This note describes the smallest useful Git workflow: initialize a repository, track a file, commit it, inspect history, and understand working-tree state.
mkdir demo-repo
cd demo-repo
git init
printf "first note\n" > notes.txt
git status
git add notes.txt
git commit -m "docs: add first note"The loop is:
- create or edit files
- inspect state with
git status - stage selected changes with
git add - record a snapshot with
git commit
git status
git status --shortUseful mental model:
- untracked files exist in the directory but are not yet part of Git history.
- modified files are tracked files with working-tree changes.

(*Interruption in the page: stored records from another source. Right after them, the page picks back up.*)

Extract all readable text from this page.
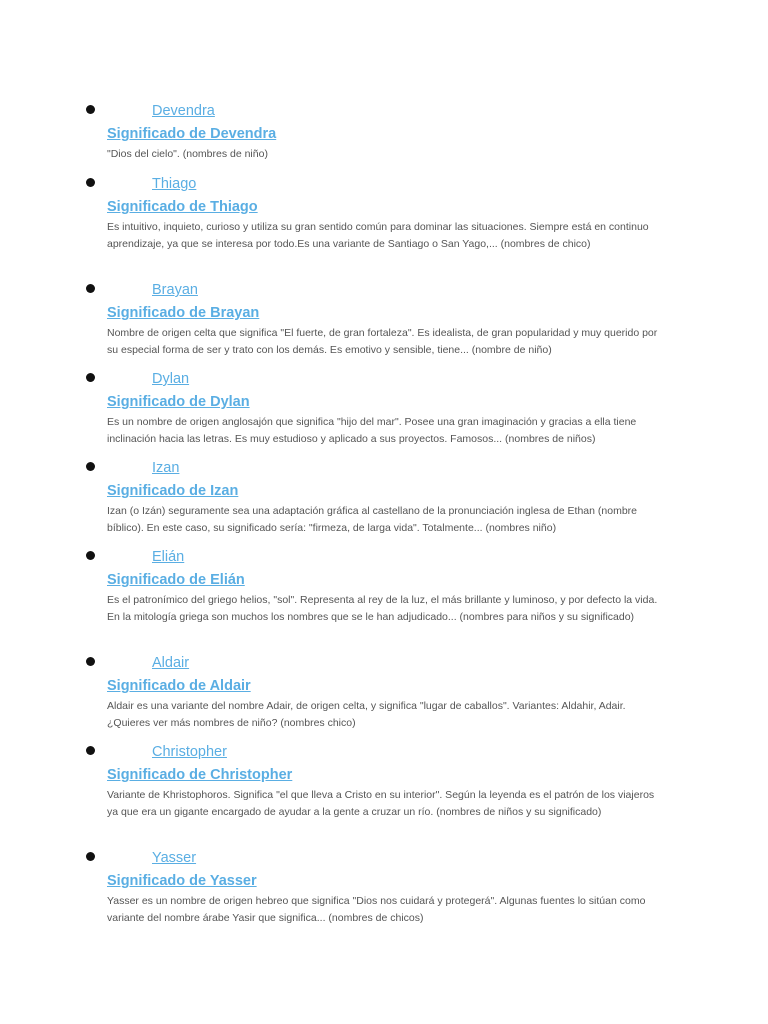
Devendra
Significado de Devendra

"Dios del cielo". (nombres de niño)

Thiago
Significado de Thiago

Es intuitivo, inquieto, curioso y utiliza su gran sentido común para dominar las situaciones. Siempre está en continuo aprendizaje, ya que se interesa por todo.Es una variante de Santiago o San Yago,... (nombres de chico)

Brayan
Significado de Brayan

Nombre de origen celta que significa "El fuerte, de gran fortaleza". Es idealista, de gran popularidad y muy querido por su especial forma de ser y trato con los demás. Es emotivo y sensible, tiene... (nombre de niño)

Dylan
Significado de Dylan

Es un nombre de origen anglosajón que significa "hijo del mar". Posee una gran imaginación y gracias a ella tiene inclinación hacia las letras. Es muy estudioso y aplicado a sus proyectos. Famosos... (nombres de niños)

Izan
Significado de Izan

Izan (o Izán) seguramente sea una adaptación gráfica al castellano de la pronunciación inglesa de Ethan (nombre bíblico). En este caso, su significado sería: "firmeza, de larga vida". Totalmente... (nombres niño)

Elián
Significado de Elián

Es el patronímico del griego helios, "sol". Representa al rey de la luz, el más brillante y luminoso, y por defecto la vida. En la mitología griega son muchos los nombres que se le han adjudicado... (nombres para niños y su significado)

Aldair
Significado de Aldair

Aldair es una variante del nombre Adair, de origen celta, y significa "lugar de caballos". Variantes: Aldahir, Adair. ¿Quieres ver más nombres de niño? (nombres chico)

Christopher
Significado de Christopher

Variante de Khristophoros. Significa "el que lleva a Cristo en su interior". Según la leyenda es el patrón de los viajeros ya que era un gigante encargado de ayudar a la gente a cruzar un río. (nombres de niños y su significado)

Yasser
Significado de Yasser

Yasser es un nombre de origen hebreo que significa "Dios nos cuidará y protegerá". Algunas fuentes lo sitúan como variante del nombre árabe Yasir que significa... (nombres de chicos)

- staged files are selected for the next commit.
git log --oneline
git show --statUse git log --oneline for a compact history and git show --stat to see what changed in the latest commit.
Before staging:
git diffAfter staging:
git diff --cachedThis distinction matters because Git commits the staged snapshot, not every file currently changed in the working tree.
If Git asks for user identity:
git config --global user.name "Your Name"
git config --global user.email "you@example.com"Use repository-local configuration when you need a different identity for one repository:
git config user.name "Your Name"
git config user.email "you@example.com"Before every commit:
git status --short
git diff --cachedThis catches accidental files, missing files, and unrelated changes before they become part of history.